Kuhfladen mit Innenleben
Heinrich kennt die Gegend wie seine Westentasche. Er
berichtet Kurzweiliges vom Leben der Bauern im Sauerland
und vom Fremdenverkehr. Ohne ihn würden wir manch
Sehenswertes am Wegrand nicht entdecken. Wie beispiels
weise das Innenleben der Kuhfladen auf der nächsten Weide.
Heinrich fordert uns auf, ein
Stöckchen zur Hand zu
nehmen und in den Fladen
herumzustochern. Sie sind, so
Heinrich, nämlich durchaus
eine Betrachtung wert.

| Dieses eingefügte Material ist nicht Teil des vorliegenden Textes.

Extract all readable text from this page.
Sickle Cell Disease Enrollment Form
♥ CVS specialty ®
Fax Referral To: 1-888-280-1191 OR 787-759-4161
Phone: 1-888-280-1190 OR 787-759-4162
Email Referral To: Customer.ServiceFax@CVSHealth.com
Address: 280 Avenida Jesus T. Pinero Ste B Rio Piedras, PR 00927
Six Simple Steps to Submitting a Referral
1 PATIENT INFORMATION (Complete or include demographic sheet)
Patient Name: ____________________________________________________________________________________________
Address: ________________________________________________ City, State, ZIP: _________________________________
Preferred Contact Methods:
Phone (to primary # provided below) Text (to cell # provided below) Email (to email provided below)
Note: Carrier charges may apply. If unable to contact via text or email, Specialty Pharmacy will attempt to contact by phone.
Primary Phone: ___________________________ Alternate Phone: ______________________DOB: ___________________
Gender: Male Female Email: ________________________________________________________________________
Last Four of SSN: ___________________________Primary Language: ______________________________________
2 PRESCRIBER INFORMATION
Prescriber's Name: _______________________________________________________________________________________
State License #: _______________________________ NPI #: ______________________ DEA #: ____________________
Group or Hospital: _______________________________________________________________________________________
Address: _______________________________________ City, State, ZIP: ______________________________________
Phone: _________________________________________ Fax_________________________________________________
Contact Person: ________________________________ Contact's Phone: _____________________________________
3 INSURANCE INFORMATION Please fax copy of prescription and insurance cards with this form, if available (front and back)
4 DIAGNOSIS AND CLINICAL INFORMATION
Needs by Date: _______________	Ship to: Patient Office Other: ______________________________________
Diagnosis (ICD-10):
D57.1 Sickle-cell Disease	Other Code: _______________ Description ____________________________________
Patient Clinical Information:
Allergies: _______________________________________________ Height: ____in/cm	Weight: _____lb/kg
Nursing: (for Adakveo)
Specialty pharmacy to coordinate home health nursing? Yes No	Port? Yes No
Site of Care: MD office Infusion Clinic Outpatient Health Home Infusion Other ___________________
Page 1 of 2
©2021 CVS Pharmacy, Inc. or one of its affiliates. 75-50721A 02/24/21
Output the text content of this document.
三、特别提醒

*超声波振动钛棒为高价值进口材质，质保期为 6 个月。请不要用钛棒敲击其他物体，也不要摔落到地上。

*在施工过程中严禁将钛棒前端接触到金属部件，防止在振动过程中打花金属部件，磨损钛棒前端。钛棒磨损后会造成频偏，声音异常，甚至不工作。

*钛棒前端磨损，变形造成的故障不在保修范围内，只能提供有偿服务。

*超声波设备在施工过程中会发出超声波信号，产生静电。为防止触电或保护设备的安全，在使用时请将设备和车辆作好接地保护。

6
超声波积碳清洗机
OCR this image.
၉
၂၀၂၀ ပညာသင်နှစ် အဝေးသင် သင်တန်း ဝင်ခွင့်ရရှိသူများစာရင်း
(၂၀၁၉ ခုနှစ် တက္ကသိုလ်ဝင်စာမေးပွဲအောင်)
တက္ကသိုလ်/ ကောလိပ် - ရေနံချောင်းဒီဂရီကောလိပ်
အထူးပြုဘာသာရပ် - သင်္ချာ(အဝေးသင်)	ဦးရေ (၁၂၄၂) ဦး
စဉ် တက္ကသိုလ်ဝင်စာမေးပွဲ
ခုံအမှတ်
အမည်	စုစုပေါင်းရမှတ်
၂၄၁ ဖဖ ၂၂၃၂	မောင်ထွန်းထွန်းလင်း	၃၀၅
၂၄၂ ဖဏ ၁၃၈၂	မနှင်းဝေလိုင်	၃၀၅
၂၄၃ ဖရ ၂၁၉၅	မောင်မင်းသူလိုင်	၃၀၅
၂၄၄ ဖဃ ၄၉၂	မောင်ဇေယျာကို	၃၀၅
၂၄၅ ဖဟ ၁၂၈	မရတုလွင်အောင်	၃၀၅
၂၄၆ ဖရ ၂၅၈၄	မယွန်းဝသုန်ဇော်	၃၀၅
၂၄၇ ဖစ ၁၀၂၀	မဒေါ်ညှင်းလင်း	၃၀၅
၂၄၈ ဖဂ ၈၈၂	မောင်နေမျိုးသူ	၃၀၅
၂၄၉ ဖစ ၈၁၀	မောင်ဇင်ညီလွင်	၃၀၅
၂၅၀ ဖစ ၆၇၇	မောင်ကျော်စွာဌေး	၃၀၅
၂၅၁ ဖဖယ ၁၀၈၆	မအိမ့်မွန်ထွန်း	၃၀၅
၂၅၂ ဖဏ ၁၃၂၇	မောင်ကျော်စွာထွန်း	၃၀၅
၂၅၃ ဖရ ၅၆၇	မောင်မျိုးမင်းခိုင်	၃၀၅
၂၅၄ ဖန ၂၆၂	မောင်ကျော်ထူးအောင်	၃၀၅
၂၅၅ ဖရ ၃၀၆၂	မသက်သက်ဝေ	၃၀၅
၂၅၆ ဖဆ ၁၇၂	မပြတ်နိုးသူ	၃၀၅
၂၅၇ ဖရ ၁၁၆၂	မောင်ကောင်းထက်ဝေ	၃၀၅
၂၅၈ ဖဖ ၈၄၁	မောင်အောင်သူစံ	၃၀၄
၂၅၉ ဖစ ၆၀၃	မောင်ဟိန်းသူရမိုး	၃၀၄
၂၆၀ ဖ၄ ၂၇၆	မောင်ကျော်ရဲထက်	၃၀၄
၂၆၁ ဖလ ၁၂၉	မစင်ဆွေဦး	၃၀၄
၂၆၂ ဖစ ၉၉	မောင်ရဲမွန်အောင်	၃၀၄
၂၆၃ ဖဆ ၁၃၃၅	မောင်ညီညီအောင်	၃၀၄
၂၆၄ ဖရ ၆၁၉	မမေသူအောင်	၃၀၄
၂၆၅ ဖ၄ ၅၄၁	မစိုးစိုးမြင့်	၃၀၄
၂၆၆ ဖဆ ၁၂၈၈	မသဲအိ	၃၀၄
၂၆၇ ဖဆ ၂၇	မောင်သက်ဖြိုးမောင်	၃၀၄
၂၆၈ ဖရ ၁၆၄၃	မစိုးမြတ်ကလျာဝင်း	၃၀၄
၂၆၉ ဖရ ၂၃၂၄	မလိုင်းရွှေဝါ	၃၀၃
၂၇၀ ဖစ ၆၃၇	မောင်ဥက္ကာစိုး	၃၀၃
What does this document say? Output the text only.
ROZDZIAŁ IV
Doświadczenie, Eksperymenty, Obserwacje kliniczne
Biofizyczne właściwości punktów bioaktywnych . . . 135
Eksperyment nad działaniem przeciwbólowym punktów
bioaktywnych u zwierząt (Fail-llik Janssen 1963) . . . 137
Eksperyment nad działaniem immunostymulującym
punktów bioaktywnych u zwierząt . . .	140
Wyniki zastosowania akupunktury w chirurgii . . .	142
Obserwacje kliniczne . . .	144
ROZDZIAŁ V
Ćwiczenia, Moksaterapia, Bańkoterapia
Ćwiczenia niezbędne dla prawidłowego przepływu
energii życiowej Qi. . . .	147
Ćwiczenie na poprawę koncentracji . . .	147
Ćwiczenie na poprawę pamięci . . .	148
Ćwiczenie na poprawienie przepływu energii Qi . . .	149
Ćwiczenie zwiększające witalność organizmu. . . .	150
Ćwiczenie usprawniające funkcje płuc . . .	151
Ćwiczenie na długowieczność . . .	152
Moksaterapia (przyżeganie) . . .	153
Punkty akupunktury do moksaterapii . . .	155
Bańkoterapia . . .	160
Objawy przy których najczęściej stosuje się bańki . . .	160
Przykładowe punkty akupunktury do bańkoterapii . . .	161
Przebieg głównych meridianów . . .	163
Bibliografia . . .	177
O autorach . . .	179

Kaum
hat man die angetrocknete
oder noch weiche Oberfläche
durchbohrt, kommt pulsierendes
Leben zum Vorschein. Direkt
nach der Landung im Gras
eilen nämlich verschiedene
Fliegen und Käfer wie der
Gemeine Dungkugelkäfer und
der Gemeine Dungkäfer zur Eiablage auf dem feuchten
Klecks herbei. Ihre Larven entwickeln sich rasch. In einer
zweiten Phase stellen sich auf dem bereits von Fraß- und
Kotgängen durchzogenen, noch feuchten Kuhfladen andere
Fliegen ein, darunter die goldgelb behaarte Mistfliege
(Scopeuma stercoraria). Der außen nun harte, im Inneren
aber noch feuchte und mit Gängen durchzogene Fladen,
entwickelt Pilze wie den Körnigen Rinderdungbecherling,
der aussieht wie gelbe Perlen, sowie Hefen und Bakterien,
die ihn weiter abbauen. Er verkrümelt schließlich, Gras
wächst durch, Milben, Hundertfüßler und Regenwürmer
leben im Unterboden. Die Überreste werden von Vögeln bei
der Nahrungssuche zerhackt oder von Mistkäfern vergraben.
Nachdem wir uns den Exkrementen der Rinder zu Genüge
zugewendet haben, geht es weiter. Am späten Nachmittag
kommen wir erschöpft und zufrieden am Ziel an. Ein Bus
wartet, um uns nach Olsberg zu bringen, einem kleinen
Städtchen des östlichen Hochsauerlands im Tal der Ruhr
zwischen dem Naturpark Arnsberger Wald im Nordwesten
und dem Naturpark Diemelsee im Osten. Wir übernachten
in einem urigen Dorfhotel in karierter Bettwäsche, von wo
aus am nächsten Morgen eine weitere Wandertour beginnt.